- Bhagwanpur Location in Nepal
- Coordinates: 26°35′N 86°28′E﻿ / ﻿26.58°N 86.47°E
- Country: Nepal
- Province: Province No. 2
- District: Siraha District
- Established: 2073

Government
- • Chairperson: Ugra Narayan Yadav
- • Vice-Chairperson: Rekha Devi Yadav

Population (2011)
- • Total: 20,957

Languages
- • Local: Maithali
- Time zone: UTC+5:45 (Nepal Time)
- Postal code: 56500
- Area code: 033
- Website: http://www.bhagwanpurmun.gov.np/

= Bhagwanpur Rural Municipality =

Bhagwanpur is a rural municipality in Siraha District in Province No. 2 of south-eastern Nepal. At the time of the 2011 Nepal census it had a population of 20957 people living.
It is located nearly 370 kilometers or 107 miles east of the capital, Kathmandu.

Thadi (ठाड़ी) or Thadi Viswaspatti is the main market place in the municipality and a very old border town and a market place of Nepal in Siraha District bordering Indian town of Laukaha.

Thadi is one of the few towns which is a part of agreed route for Mutual Trade between India and Nepal. Nepal Government has set up a dedicated customs office in the town.

The town connects Lahan, Nepal to India.

==Demographics==
At the time of the 2011 Nepal census, Bhagwanpur Rural Municipality had a population of 20,999. Of these, 95.9% spoke Maithili, 1.7% Tharu, 1.1% Urdu, 0.3% Nepali, 0.1% spoke Gurung and 0.2% other languages as their first language.

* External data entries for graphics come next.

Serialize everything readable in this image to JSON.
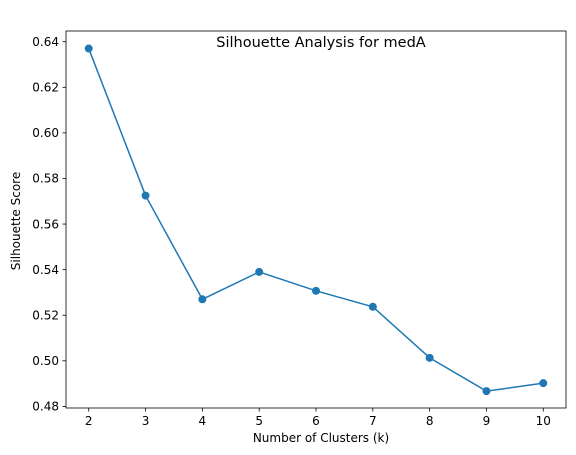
{
  "chart_data": {
    "type": "line",
    "title": "Silhouette Analysis for medA",
    "xlabel": "Number of Clusters (k)",
    "ylabel": "Silhouette Score",
    "x": [
      2,
      3,
      4,
      5,
      6,
      7,
      8,
      9,
      10
    ],
    "series": [
      {
        "values": [
          0.637,
          0.5725,
          0.527,
          0.539,
          0.5307,
          0.5237,
          0.5013,
          0.4867,
          0.4902
        ],
        "color": "#1f77b4",
        "marker": "circle"
      }
    ],
    "xlim": [
      1.6,
      10.4
    ],
    "ylim": [
      0.4793,
      0.6447
    ],
    "xticks": [
      2,
      3,
      4,
      5,
      6,
      7,
      8,
      9,
      10
    ],
    "yticks": [
      0.48,
      0.5,
      0.52,
      0.54,
      0.56,
      0.58,
      0.6,
      0.62,
      0.64
    ],
    "ytick_labels": [
      "0.48",
      "0.50",
      "0.52",
      "0.54",
      "0.56",
      "0.58",
      "0.60",
      "0.62",
      "0.64"
    ],
    "grid": false,
    "legend": "none"
  }
}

In terms of ethnicity/caste, 34.7% were Yadav, 9.1% Teli, 6.9% Dhanuk, 6.7% Khatwe, 6.5% Dusadh/Paswan/Pasi, 5.1% Musalman, 4.3% Chamar/Harijan/Ram, 3.8% Musahar, 2.0% Tharu, 1.9% Kumhar, 1.8% Halwai, 1.8% Kayastha, 1.6% Dhobi, 1.4% Kewat, 1.3% Sudhi, 1.2% Hajam/Thakur, 1.2% Tatma/Tatwa, 1.1% Baraee, 1.0% Kathabaniyan, 1.0% Mallaha, 0.9% Terai Brahmin, 0.8% Koiri/Kushwaha, 0.6% Hill Brahmin, 0.5% Danuwar, 0.5% Kalwar, 0.5% Majhi, 0.3% Kumal, 0.3% Sanyasi/Dasnami, 0.2% Mali, 0.1% Chhetri, 0.1% Dom, 0.1% Kami, 0.1% Kusunda, 0.1% Lohar, 0.1% Marwadi, 0.1% Rajput, 0.1% Sonar and 0.2% others.

In terms of religion, 94.8% were Hindu, 5.1% Muslim and 0.1% others.

In terms of literacy, 50.1% could read and write, 1.8% could only read and 48.0% could neither read nor write.

==Infrastructure==

Rajbiraj Airport is the nearest airport, roughly 35 km away from Thadi. Shree Airlines operates daily flights between Rajbiraj and Kathmandu

The town is also connected to Laukaha Bazar railway station which is located in adjacent Indian town of Laukaha. The 268 km long Jainagar-Darbhanga-Narkatiaganj line and Sakri-Laukaha Bazar-Nirmali line were converted from metre to broad gauge in 2011–2012.

There are various bus operators who operate direct bus from Thadi in Bhagwanpur to Kathmandu via Lahan, Nepal which is 18 kn north of Thadi and also connects to Mahendra Highway. It is one of the major routes for tourist from India to go to travel Nepal.